In this tutorial, you will discover how to finalize a time series forecasting model and use it to make predictions in Python.
After completing this tutorial, you will know:
- How to finalize a model and save it and required data to file.
- How to load a finalized model from file and use it to make a prediction.
- How to update data associated with a finalized model in order to make subsequent predictions.
A. Process for Making a Prediction
Once you can build and tune forecast models for your data, the process of making a prediction involves the following steps:
- Model Selection.
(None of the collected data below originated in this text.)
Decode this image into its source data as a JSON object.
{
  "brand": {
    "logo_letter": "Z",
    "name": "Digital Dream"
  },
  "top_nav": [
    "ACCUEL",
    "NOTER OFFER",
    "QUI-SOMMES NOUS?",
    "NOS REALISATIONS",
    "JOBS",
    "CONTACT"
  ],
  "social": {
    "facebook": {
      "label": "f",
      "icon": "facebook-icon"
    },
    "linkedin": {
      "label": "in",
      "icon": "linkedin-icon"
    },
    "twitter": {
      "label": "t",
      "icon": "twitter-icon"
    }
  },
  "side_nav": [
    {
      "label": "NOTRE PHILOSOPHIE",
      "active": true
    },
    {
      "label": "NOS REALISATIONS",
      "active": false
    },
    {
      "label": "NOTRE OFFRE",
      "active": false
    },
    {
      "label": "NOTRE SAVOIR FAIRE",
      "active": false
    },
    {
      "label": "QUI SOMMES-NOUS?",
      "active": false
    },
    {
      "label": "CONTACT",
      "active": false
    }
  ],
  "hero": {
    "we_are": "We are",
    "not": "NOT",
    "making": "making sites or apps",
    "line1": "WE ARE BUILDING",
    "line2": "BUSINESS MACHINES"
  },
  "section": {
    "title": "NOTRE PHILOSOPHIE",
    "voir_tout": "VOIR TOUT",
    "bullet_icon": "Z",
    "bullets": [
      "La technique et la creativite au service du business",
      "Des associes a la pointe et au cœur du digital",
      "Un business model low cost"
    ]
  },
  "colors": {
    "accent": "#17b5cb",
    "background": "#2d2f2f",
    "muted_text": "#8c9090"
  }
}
This is where you choose a model and gather evidence and support to defend the decision.
- Model Finalization. The chosen model is trained on all available data and saved to file for later use.
- Forecasting. The saved model is loaded and used to make a forecast.
- Model Update. Elements of the model are updated in the presence of new observations.
We will take a look at each of these elements in this tutorial, with a focus on saving and loading the model to and from file and using a loaded model to make predictions.
B. Daily Female Births Dataset
This dataset describes the number of daily female births in California in 1959.
C. Select Time Series Forecast Model
You must select a model. This is where the bulk of the effort will be in preparing the data, performing analysis, and ultimately selecting a model and model hyperparameters that best capture the relationships in the data.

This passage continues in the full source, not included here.